In a city where many children attend a public school with no art program, the Youth Resiliency Institute (YRI) is using art to teach Baltimore youth about their history, themselves, and effective community engagement.

YRI is an arts institute under the umbrella of Fusion Partnerships Inc., a nonprofit organization that sponsors social justice initiatives, according to its website. YRI was founded by Fanon Hill and Navasha Daya in 2010 and teaches youth to use their art and culture to develop as persons and transform their communities.

Hill is a self-taught musician whose background is in education and youth development. Daya is a professional vocalist and music educator who has traveled the world with her singing, and is currently a member of the touring group Sweet Honey and the Rock. “Healthy cultural identity leads to your success in life,” Daya said. “If you don’t know who you are, how are you going to move forward?

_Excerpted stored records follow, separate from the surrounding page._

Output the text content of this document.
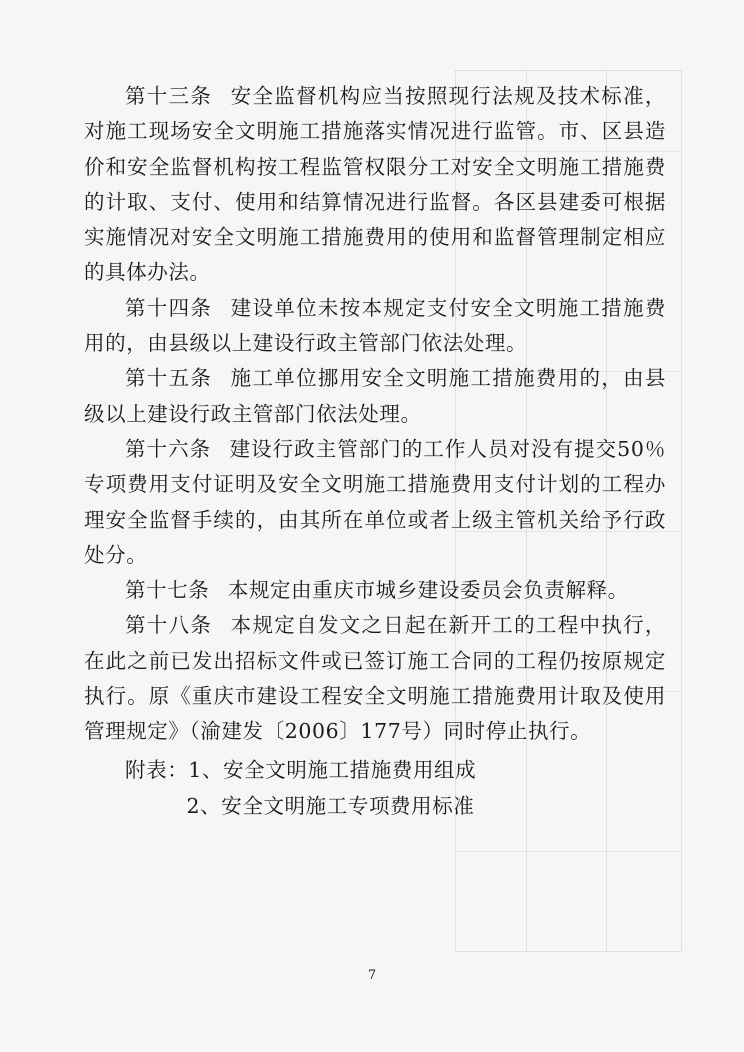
第十三条 安全监督机构应当按照现行法规及技术标准，对施工现场安全文明施工措施落实情况进行监管。市、区县造价和安全监督机构按工程监管权限分工对安全文明施工措施费的计取、支付、使用和结算情况进行监督。各区县建委可根据实施情况对安全文明施工措施费用的使用和监督管理制定相应的具体办法。

第十四条 建设单位未按本规定支付安全文明施工措施费用的，由县级以上建设行政主管部门依法处理。

第十五条 施工单位挪用安全文明施工措施费用的，由县级以上建设行政主管部门依法处理。

第十六条 建设行政主管部门的工作人员对没有提交50％专项费用支付证明及安全文明施工措施费用支付计划的工程办理安全监督手续的，由其所在单位或者上级主管机关给予行政处分。

第十七条 本规定由重庆市城乡建设委员会负责解释。

第十八条 本规定自发文之日起在新开工的工程中执行，在此之前已发出招标文件或已签订施工合同的工程仍按原规定执行。原《重庆市建设工程安全文明施工措施费用计取及使用管理规定》（渝建发〔2006〕177号）同时停止执行。

附表：1、安全文明施工措施费用组成
2、安全文明施工专项费用标准
7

Someone defining you for yourself? That’s not how you become successful in a real, true way, which is joy in every moment, not just money.”

Hill agreed, noting that Black children in Baltimore often are faced with a curriculum that fails to speak to their own history, depriving them of a rich vein from which to mine strategies for navigating the difficult urban environments of the city. “You have a lot of young people who want to live but are in survival mode,” said Hill. “And their art reminds them of themselves and the fact that they can live.”

YRI operates in Cherry Hill, a neighborhood that attracted Hill because of the warnings he had heard to avoid it. The warnings echoed sentiments he had often heard directed at his native East Cleveland, a place with its own challenges but one whose cultural resources introduced Hill to music.

Much as the culture of East Cleveland helped direct Hill’s path, YRI uses culturally relevant art to draw upon the innate histories and talents that youth in Cherry Hill already possess. “We understood that there was a culture intact in Cherry Hill that wasn’t being appreciated, recognized, or celebrated,” said Hill, “and that there were and continue to be many lessons in Cherry Hill … that can really benefit Baltimore City if one takes the time to really listen, and to venture, to Cherry Hill.”

The youth participating in YRI, ranging in age from five to 21, are taught to use their cultural heritage to pursue social change through the development of community arts organizing campaigns. One year, students created the Youth Kwanzaa Collective, a group that travels to different communities speaking about the history of Kwanzaa and how its themes, such as the centrality of family, are relevant year round.

YRI recently received a half million dollar grant from the W. K. Kellogg Foundation, a private foundation that awards grants for efforts targeting vulnerable children, with an emphasis on reducing racial and class-based inequities, according to its website. The funds will launch the Journey Project, an initiative to open discussions between families, educators, policymakers, and advocates to facilitate greater opportunities for the success of low-income Black youth.

For Hill, Black youth who do not happen to live in a two-parent home are too often discussed as though not connected to any actual family structure at all, ignoring and, by implication, invalidating a broader network of family relations that can be part of a child’s successful development. “To talk about young people and not talk about families in this sphere of influence is, yes, to objectify young people and to disconnect them from a repository that they’re able to draw strength from.

That affects the whole city, when you have young people who see themselves as not connected to any family structure,” said Hill.